Coulter, who's evidently just wrapped up another genuflecting session before the altar of Ayn Rand, thinks the whole problem could be solved just by doing away with state regulations and "opening up competition," at which point "every problem would go away":

O'Reilly: But every problem wouldn't go away. The one thing that I would like to see the federal government do is strict oversight on the insurance companies when they hose people. I mean, I don't think they should be throwing you, Ann Coulter, off the rolls if, God forbid, you get MS or something.

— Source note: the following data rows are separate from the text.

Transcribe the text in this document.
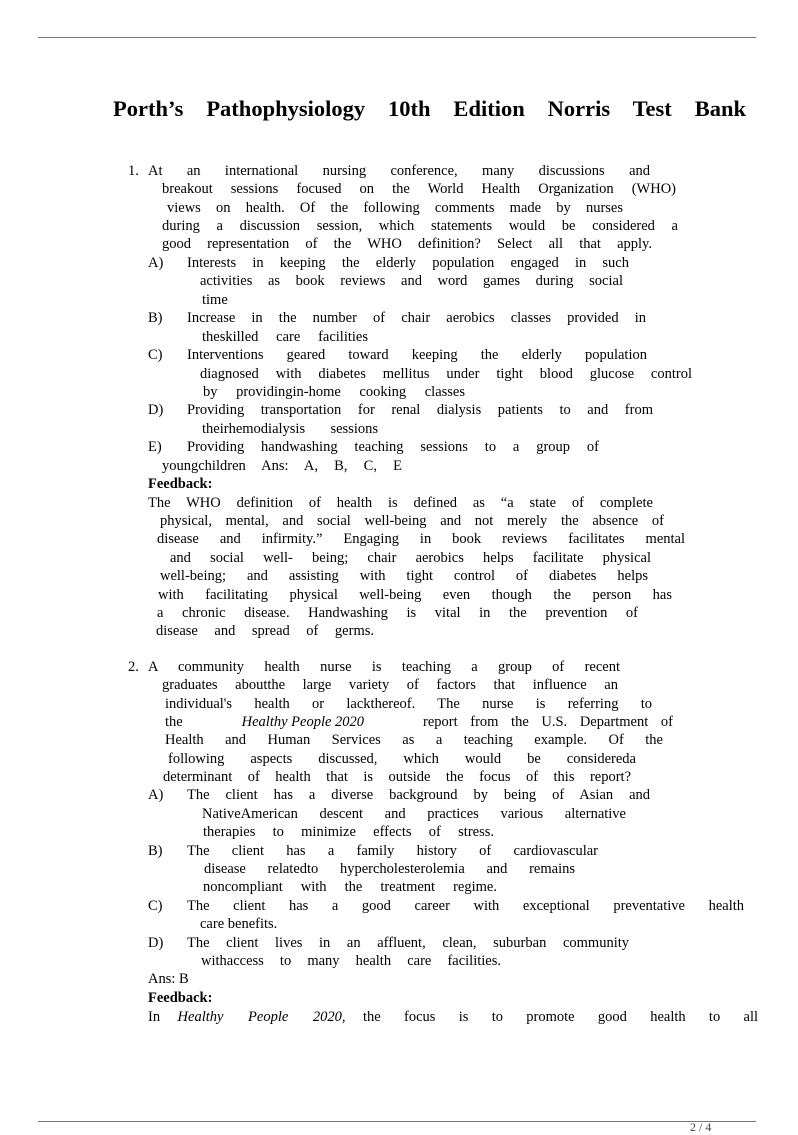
Porth’s Pathophysiology 10th Edition Norris Test Bank
1. At an international nursing conference, many discussions and
breakout sessions focused on the World Health Organization (WHO)
views on health. Of the following comments made by nurses
during a discussion session, which statements would be considered a
good representation of the WHO definition? Select all that apply.
A) Interests in keeping the elderly population engaged in such
activities as book reviews and word games during social
time
B) Increase in the number of chair aerobics classes provided in
theskilled care facilities
C) Interventions geared toward keeping the elderly population
diagnosed with diabetes mellitus under tight blood glucose control
by providingin-home cooking classes
D) Providing transportation for renal dialysis patients to and from
theirhemodialysis sessions
E) Providing handwashing teaching sessions to a group of
youngchildren Ans: A, B, C, E
Feedback:
The WHO definition of health is defined as “a state of complete
physical, mental, and social well-being and not merely the absence of
disease and infirmity.” Engaging in book reviews facilitates mental
and social well- being; chair aerobics helps facilitate physical
well-being; and assisting with tight control of diabetes helps
with facilitating physical well-being even though the person has
a chronic disease. Handwashing is vital in the prevention of
disease and spread of germs.
2. A community health nurse is teaching a group of recent
graduates aboutthe large variety of factors that influence an
individual's health or lackthereof. The nurse is referring to
the	Healthy People 2020	report from the U.S. Department of
Health and Human Services as a teaching example. Of the
following aspects discussed, which would be considereda
determinant of health that is outside the focus of this report?
A) The client has a diverse background by being of Asian and
NativeAmerican descent and practices various alternative
therapies to minimize effects of stress.
B) The client has a family history of cardiovascular
disease relatedto hypercholesterolemia and remains
noncompliant with the treatment regime.
C) The client has a good career with exceptional preventative health
care benefits.
D) The client lives in an affluent, clean, suburban community
withaccess to many health care facilities.
Ans: B
Feedback:
In Healthy People 2020, the focus is to promote good health to all
2 / 4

Coulter: That will not happen. But Bill, that will not happen under competition. Look -- [Crosstalk] -- no, no, let me make this point. No it will not. The government was regulating, the SEC was closely watching Bernie Madoff. Government regulation doesn't stop that sort of thing. What stops it is, people knowing you're investing with this guy at your own risk, and then all these private organization develop. Competition is what enforces that.

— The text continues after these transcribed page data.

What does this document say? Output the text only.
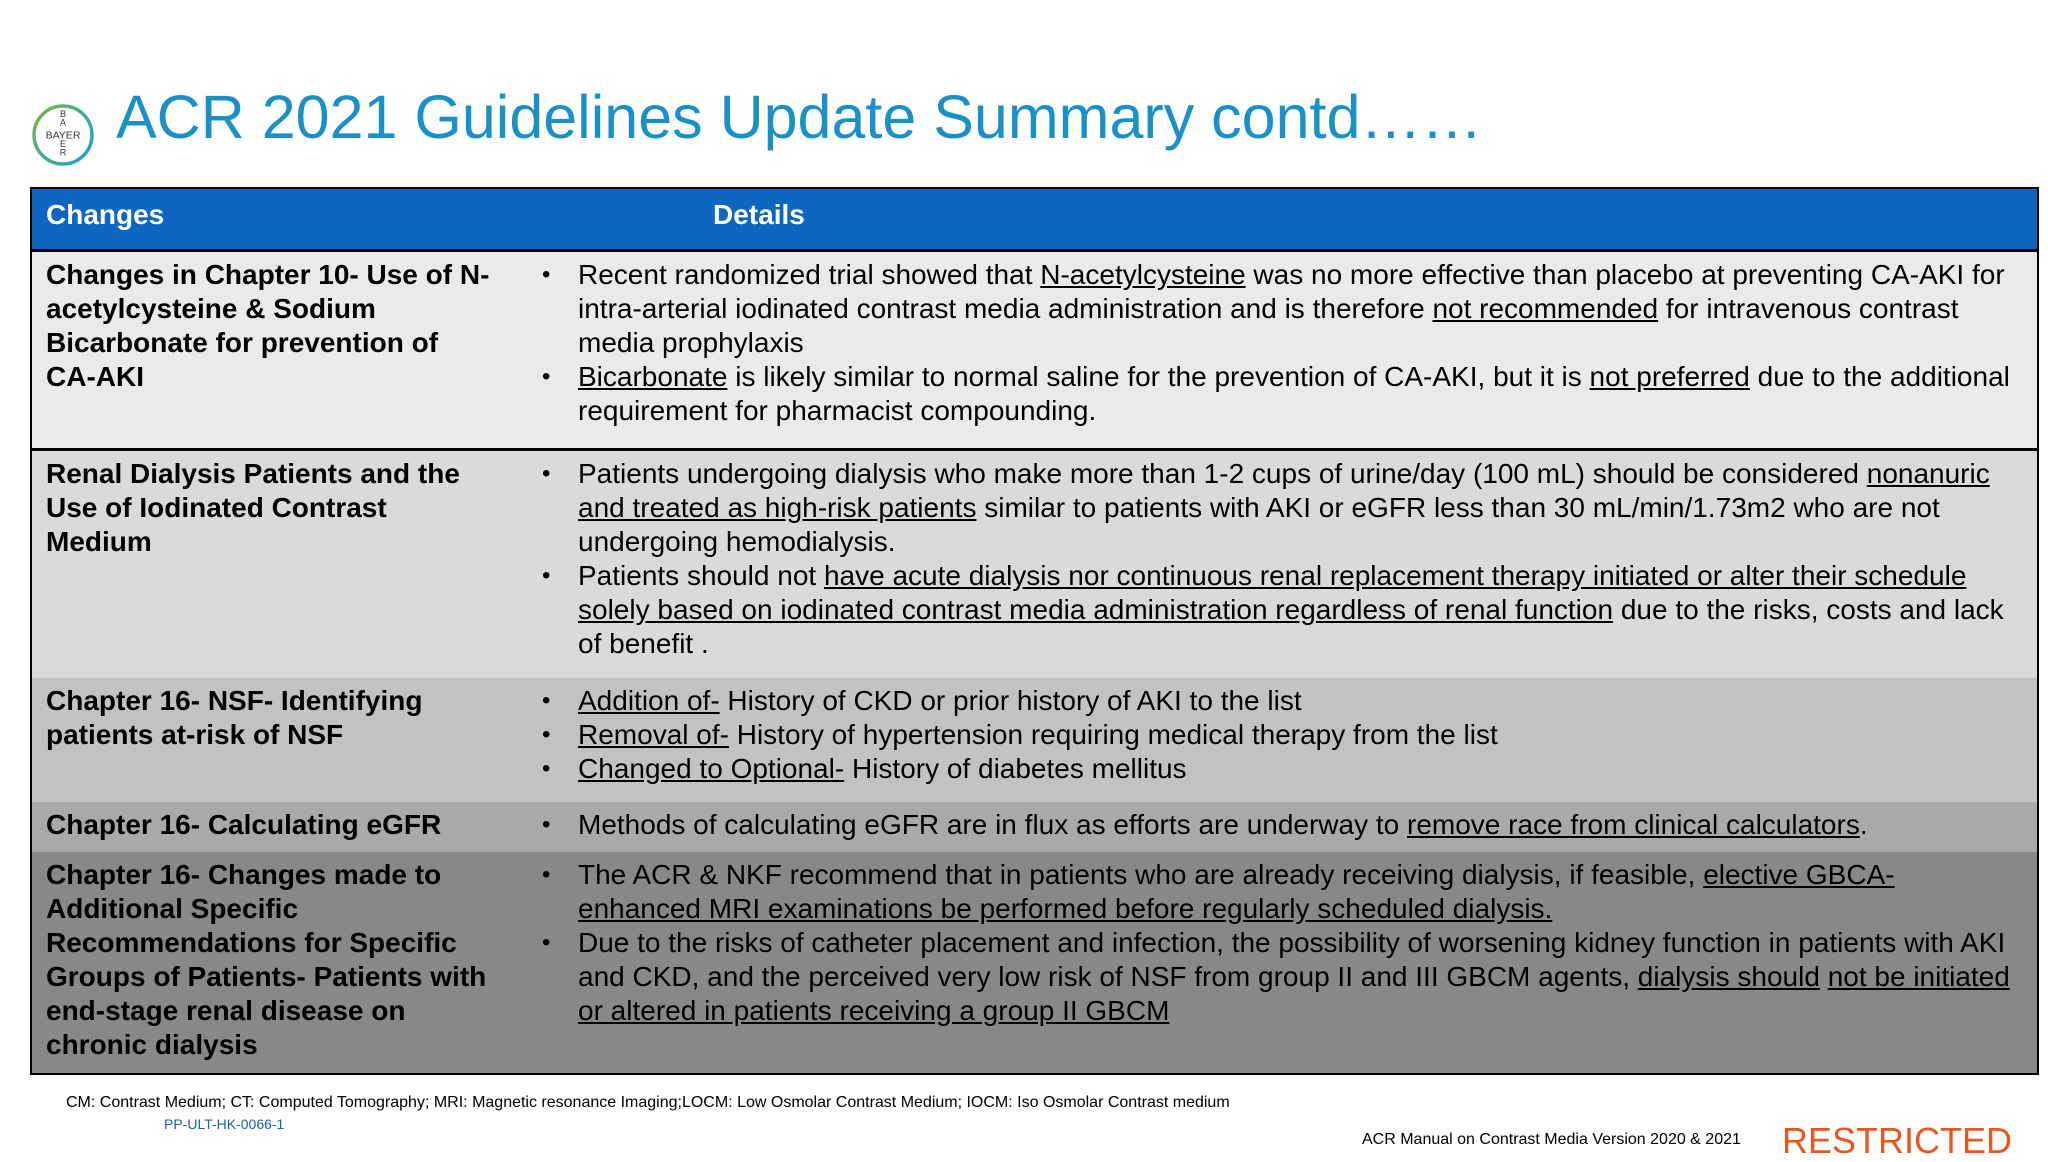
BAYER
B A E R
ACR 2021 Guidelines Update Summary contd……
Changes	Details
Changes in Chapter 10- Use of N-acetylcysteine & Sodium Bicarbonate for prevention of CA-AKI
• Recent randomized trial showed that N-acetylcysteine was no more effective than placebo at preventing CA-AKI for intra-arterial iodinated contrast media administration and is therefore not recommended for intravenous contrast media prophylaxis
• Bicarbonate is likely similar to normal saline for the prevention of CA-AKI, but it is not preferred due to the additional requirement for pharmacist compounding.
Renal Dialysis Patients and the Use of Iodinated Contrast Medium
• Patients undergoing dialysis who make more than 1-2 cups of urine/day (100 mL) should be considered nonanuric and treated as high-risk patients similar to patients with AKI or eGFR less than 30 mL/min/1.73m2 who are not undergoing hemodialysis.
• Patients should not have acute dialysis nor continuous renal replacement therapy initiated or alter their schedule solely based on iodinated contrast media administration regardless of renal function due to the risks, costs and lack of benefit .
Chapter 16- NSF- Identifying patients at-risk of NSF
• Addition of- History of CKD or prior history of AKI to the list
• Removal of- History of hypertension requiring medical therapy from the list
• Changed to Optional- History of diabetes mellitus
Chapter 16- Calculating eGFR	• Methods of calculating eGFR are in flux as efforts are underway to remove race from clinical calculators.
Chapter 16- Changes made to Additional Specific Recommendations for Specific Groups of Patients- Patients with end-stage renal disease on chronic dialysis
• The ACR & NKF recommend that in patients who are already receiving dialysis, if feasible, elective GBCA- enhanced MRI examinations be performed before regularly scheduled dialysis.
• Due to the risks of catheter placement and infection, the possibility of worsening kidney function in patients with AKI and CKD, and the perceived very low risk of NSF from group II and III GBCM agents, dialysis should not be initiated or altered in patients receiving a group II GBCM
CM: Contrast Medium; CT: Computed Tomography; MRI: Magnetic resonance Imaging;LOCM: Low Osmolar Contrast Medium; IOCM: Iso Osmolar Contrast medium
PP-ULT-HK-0066-1
ACR Manual on Contrast Media Version 2020 & 2021 RESTRICTED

O'Reilly: Yeah, well, I don't believe that. I think competition can drive the prices down, but it cannot make an insurance company honest. Only a federal oversight committee that says if you don't do it, we fine you.

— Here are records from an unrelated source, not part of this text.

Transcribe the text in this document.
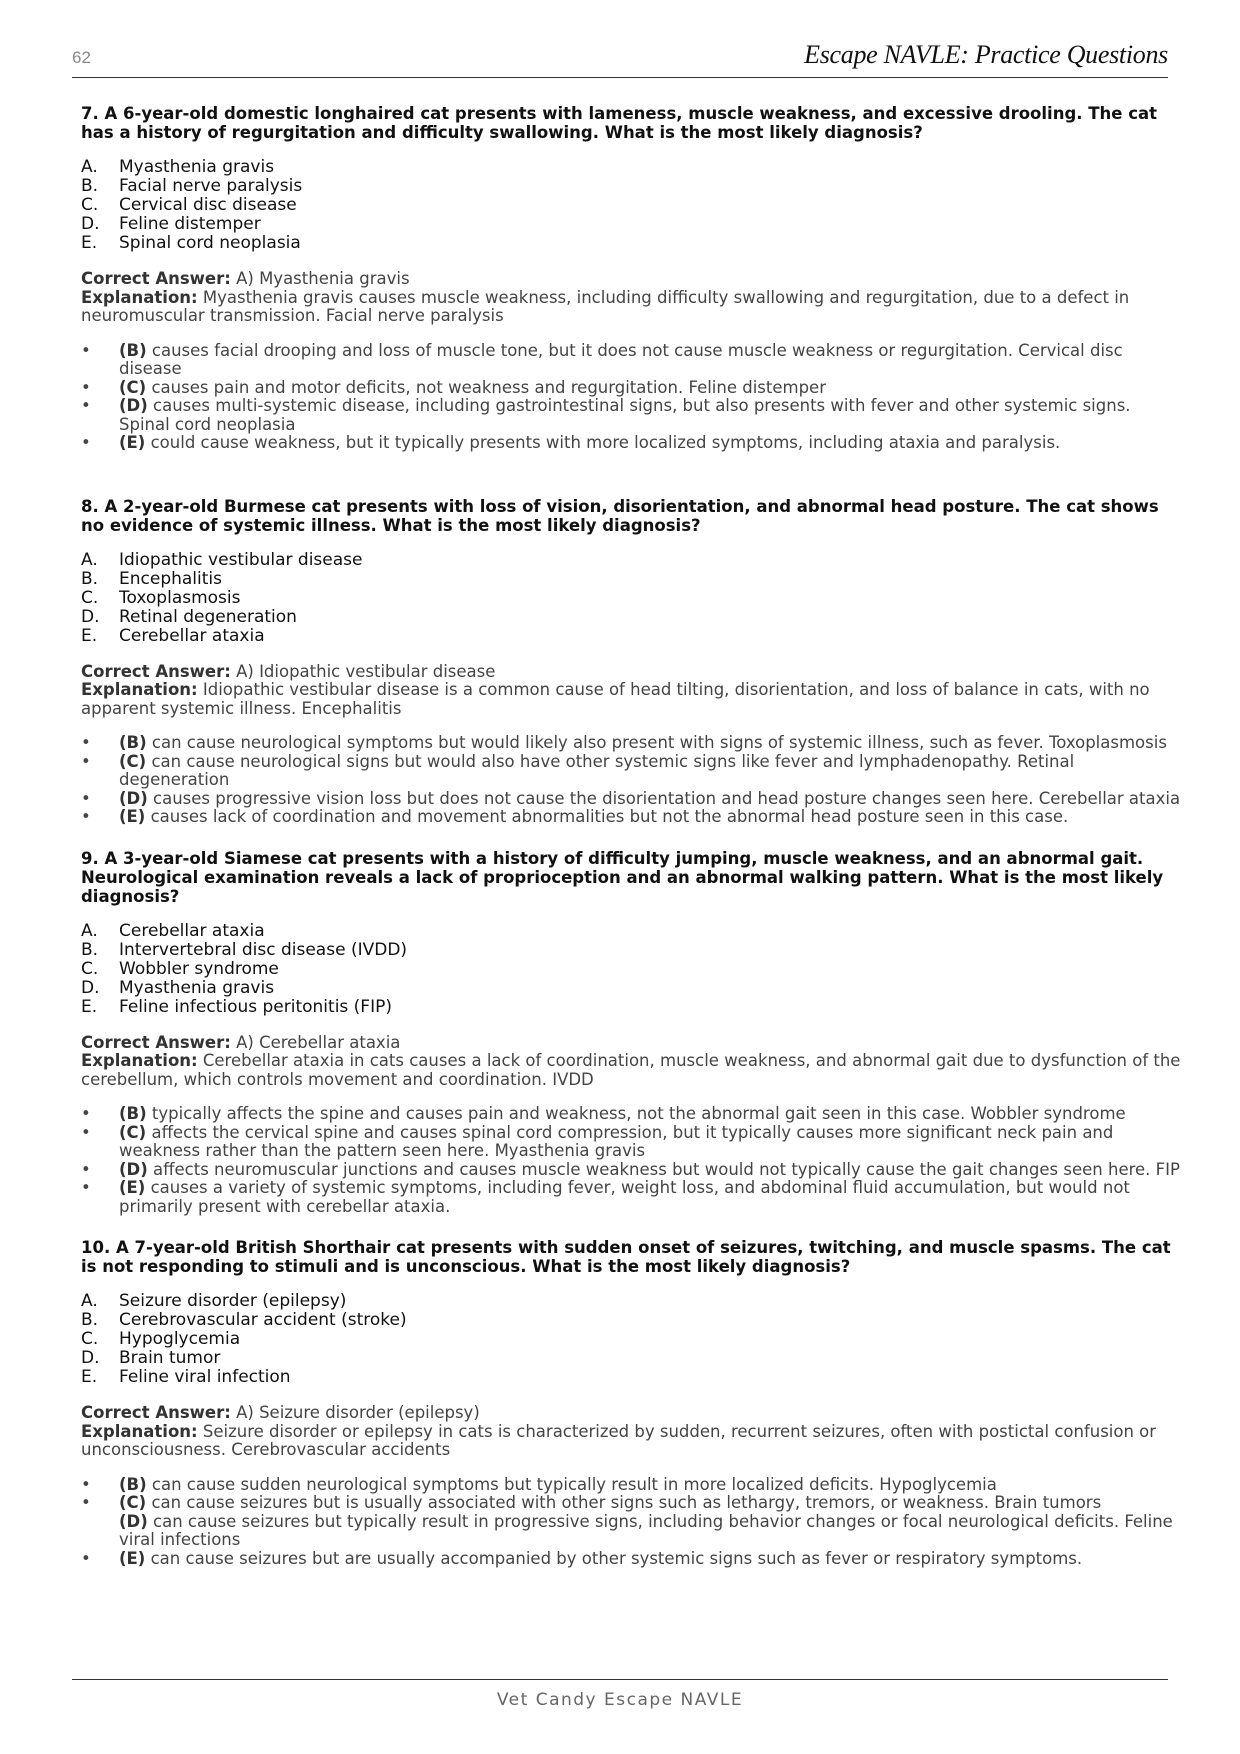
62	Escape NAVLE: Practice Questions

7. A 6-year-old domestic longhaired cat presents with lameness, muscle weakness, and excessive drooling. The cat has a history of regurgitation and difficulty swallowing. What is the most likely diagnosis?

A.	Myasthenia gravis
B.	Facial nerve paralysis
C.	Cervical disc disease
D.	Feline distemper
E.	Spinal cord neoplasia

Correct Answer: A) Myasthenia gravis

Explanation: Myasthenia gravis causes muscle weakness, including difficulty swallowing and regurgitation, due to a defect in neuromuscular transmission. Facial nerve paralysis

•	(B) causes facial drooping and loss of muscle tone, but it does not cause muscle weakness or regurgitation. Cervical disc disease
•	(C) causes pain and motor deficits, not weakness and regurgitation. Feline distemper
•	(D) causes multi-systemic disease, including gastrointestinal signs, but also presents with fever and other systemic signs. Spinal cord neoplasia
•	(E) could cause weakness, but it typically presents with more localized symptoms, including ataxia and paralysis.

8. A 2-year-old Burmese cat presents with loss of vision, disorientation, and abnormal head posture. The cat shows no evidence of systemic illness. What is the most likely diagnosis?

A.	Idiopathic vestibular disease
B.	Encephalitis
C.	Toxoplasmosis
D.	Retinal degeneration
E.	Cerebellar ataxia

Correct Answer: A) Idiopathic vestibular disease

Explanation: Idiopathic vestibular disease is a common cause of head tilting, disorientation, and loss of balance in cats, with no apparent systemic illness. Encephalitis

•	(B) can cause neurological symptoms but would likely also present with signs of systemic illness, such as fever. Toxoplasmosis
•	(C) can cause neurological signs but would also have other systemic signs like fever and lymphadenopathy. Retinal degeneration
•	(D) causes progressive vision loss but does not cause the disorientation and head posture changes seen here. Cerebellar ataxia
•	(E) causes lack of coordination and movement abnormalities but not the abnormal head posture seen in this case.

9. A 3-year-old Siamese cat presents with a history of difficulty jumping, muscle weakness, and an abnormal gait. Neurological examination reveals a lack of proprioception and an abnormal walking pattern. What is the most likely diagnosis?

A.	Cerebellar ataxia
B.	Intervertebral disc disease (IVDD)
C.	Wobbler syndrome
D.	Myasthenia gravis
E.	Feline infectious peritonitis (FIP)

Correct Answer: A) Cerebellar ataxia

Explanation: Cerebellar ataxia in cats causes a lack of coordination, muscle weakness, and abnormal gait due to dysfunction of the cerebellum, which controls movement and coordination. IVDD

•	(B) typically affects the spine and causes pain and weakness, not the abnormal gait seen in this case. Wobbler syndrome
•	(C) affects the cervical spine and causes spinal cord compression, but it typically causes more significant neck pain and weakness rather than the pattern seen here. Myasthenia gravis
•	(D) affects neuromuscular junctions and causes muscle weakness but would not typically cause the gait changes seen here. FIP
•	(E) causes a variety of systemic symptoms, including fever, weight loss, and abdominal fluid accumulation, but would not primarily present with cerebellar ataxia.

10. A 7-year-old British Shorthair cat presents with sudden onset of seizures, twitching, and muscle spasms. The cat is not responding to stimuli and is unconscious. What is the most likely diagnosis?

A.	Seizure disorder (epilepsy)
B.	Cerebrovascular accident (stroke)
C.	Hypoglycemia
D.	Brain tumor
E.	Feline viral infection

Correct Answer: A) Seizure disorder (epilepsy)

Explanation: Seizure disorder or epilepsy in cats is characterized by sudden, recurrent seizures, often with postictal confusion or unconsciousness. Cerebrovascular accidents

•	(B) can cause sudden neurological symptoms but typically result in more localized deficits. Hypoglycemia
•	(C) can cause seizures but is usually associated with other signs such as lethargy, tremors, or weakness. Brain tumors
(D) can cause seizures but typically result in progressive signs, including behavior changes or focal neurological deficits. Feline viral infections
•	(E) can cause seizures but are usually accompanied by other systemic signs such as fever or respiratory symptoms.
Vet Candy Escape NAVLE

Coulter: Yes it can. Yes it can. Otherwise, what about the SEC with Bernie Madoff?

O'Reilly: No, Bernie Madoff got away with it because the SEC, under a Republican, Christopher Cox, simply wouldn't investigate him. That's why he got away with it.

Coulter: That's the government regulation! Why do you keep thinking a different regulator will be better? Government regulation does not solve these problems, competition does.

Because if I belonged to a health-insurance company that threw me off when I got sick, people would hear about it. There would be magazine articles. And I don't mean to be me, I mean people --

She's really been drinking the Randian capitalist kool-aid, hasn't she? Hell, people get thrown off their insurance when they get sick all the freaking time and there sure as hell aren't magazine articles about it.

But the Madoff analogy really takes the cake. O'Reilly, as we noted, is sensible about this: The SEC failed in its regulatory capacity precisely because it was under the guidance of a Republican who didn't believe in regulatory oversight!

Coulter subscribes to a philosophy which argues that less government regulation makes for better competition which in turn enforces honesty and ethical behavior. But when in fact it's demonstrated that such governance produces outrageously (not to mention criminally) dishonest behavior, she blames not the practitioners who gutted that oversight for its then-predictable failures, but rather the entire concept of oversight itself.

It's a classic tautology: Let's gut government oversight so that when it fails, we can blame it, thereby creating an excuse to do away with it altogether.

It's also, of course, the kind of completely insane thinking that has dominated movement conservatism in recent years. And a large part of the reason we have Bernie Madoffs and AIGs in the first damned place.